Before that came a 7-4 loss to Columbus and a 5-4 loss to the Los Angeles Kings.
Looks like all the momentum from that 7-2-2 run is gone now.
It doesn’t matter much with only two games left in the season, but it is yet another Oilers goal that will go unreached this year.
“We definitely had opportunities to make this a good road trip,” said winger Milan Lucic. “But we didn’t do it in Vancouver when we had a really good start, didn’t do it in Calgary and once again here. It was an opportunity to have a good road trip, and we were unable to do that.”
Things were grooving and the mood was positive and upbeat when the Oilers were putting together that nice little run of theirs. They had something to feel good about.
They were playing spoilers, beating some good teams and cheering on their captain as he made a push for the Art Ross and Hart trophies.
But they’ve let that energy slip away, and as the season winds down and the losses pile up, human nature takes over and it’s hard to pull out of the dive.
They’ve lost five in a row, and the captain who’d been carrying them for that 7-2-2 stretch has one point and is minus-four in the last three games.
It looks like they’re running out of emotional gas here.
“The emotional part of it is fair to say,” said head coach Todd McLellan. “They know there’s a finish line, (even though) the finish line is not rewarding. You fall behind, you feel like you don’t get a break, you miss a net and it takes a little out of you. We should be more resilient than we are right now but we’re not.
“We’re going home, we have to push hard for two.”
The usual suspects came back to haunt them again in this loss. The power play went 0-for-nine on the trip and finishes the season with a grand total of 11 goals in 41 road games. They have just three power-play goals in the last 24 road games.
We should be more resilient than we are right now but we’re not.
It might not have killed them in Minnesota, but it certainly didn’t join the fight.
Down 2-0 early in the third period, they had what could have been a game-turning man advantage. They almost gave up a shorty and barely even managed to set up in the zone.
“We’re unable to gain some momentum, or anything, off the power play,” said Lucic. “And the rest of the period kind of followed after that.”
With the Oilers down two defencemen (Andrej Sekera and Yohann Auvitu) Edmonton spent the entire third period hemmed in their own zone as the Wild swarmed them mercilessly. They were outshot 21-3 and looked as deflated as they have all year.
“They found a way to win and we couldn’t solve (Devan) Dubnyk,” said defenceman Darnell Nurse. “That’s the way it goes. I thought we battled hard tonight.”
McLellan knew his team didn’t have much left physically or mentally in the final period, not that it was especially hard to tell.
“We didn’t gain any momentum from (the power play) and when we lost the two defencemen halfway through the second, we ran out of gas a little bit and spent more time in our end,” he said. “You have to give (Minnesota) credit.

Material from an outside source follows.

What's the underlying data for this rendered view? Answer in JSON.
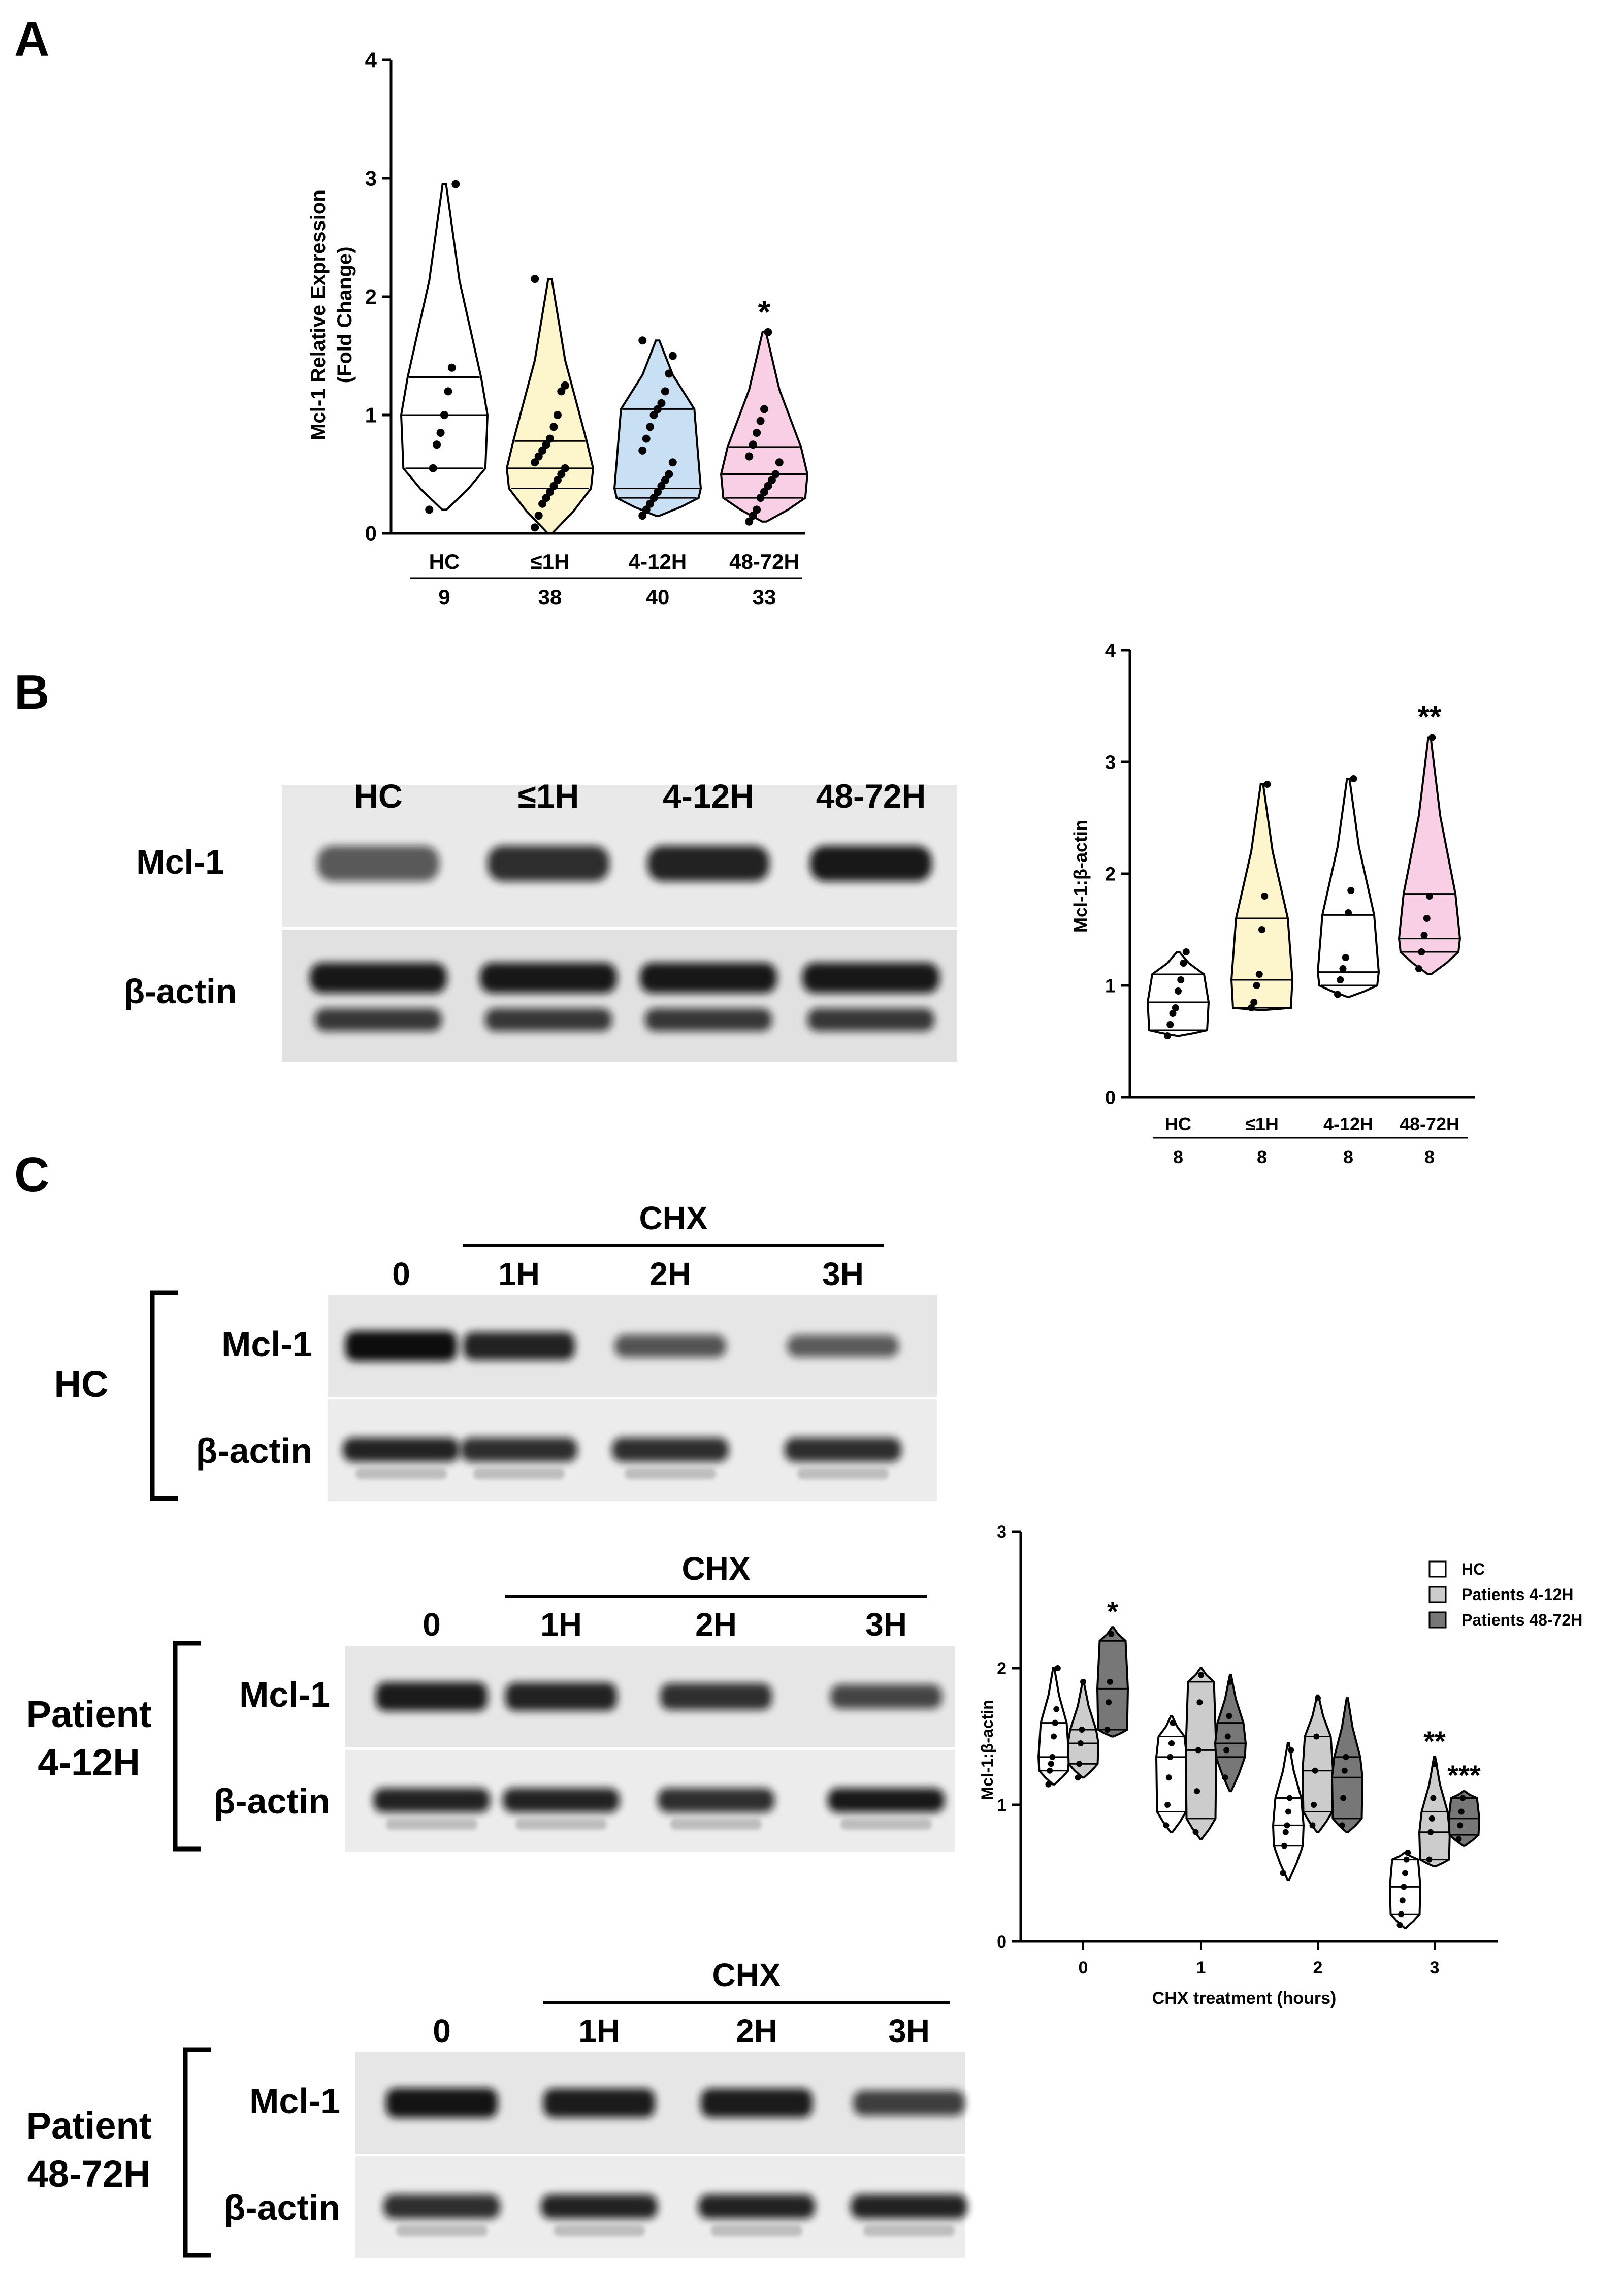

They smelled blood and went after it.”
Had the Oilers managed to finish on one of their 11 shots in the third period, or on one of their power plays, it might have energized the bench, but they couldn’t score themselves back to life.
“We didn’t have many chances, so when we did have the few that we had (and don’t capitalize) it comes back and it haunts you,” said McLellan. “It kills momentum and any energy you might have at the back-end of a road trip.
“You get short-staffed, and it just seems like you’re skating in mud. The passes aren’t really accurate, they’re bouncing around, the other team gets energized and you’re fighting an uphill battle.”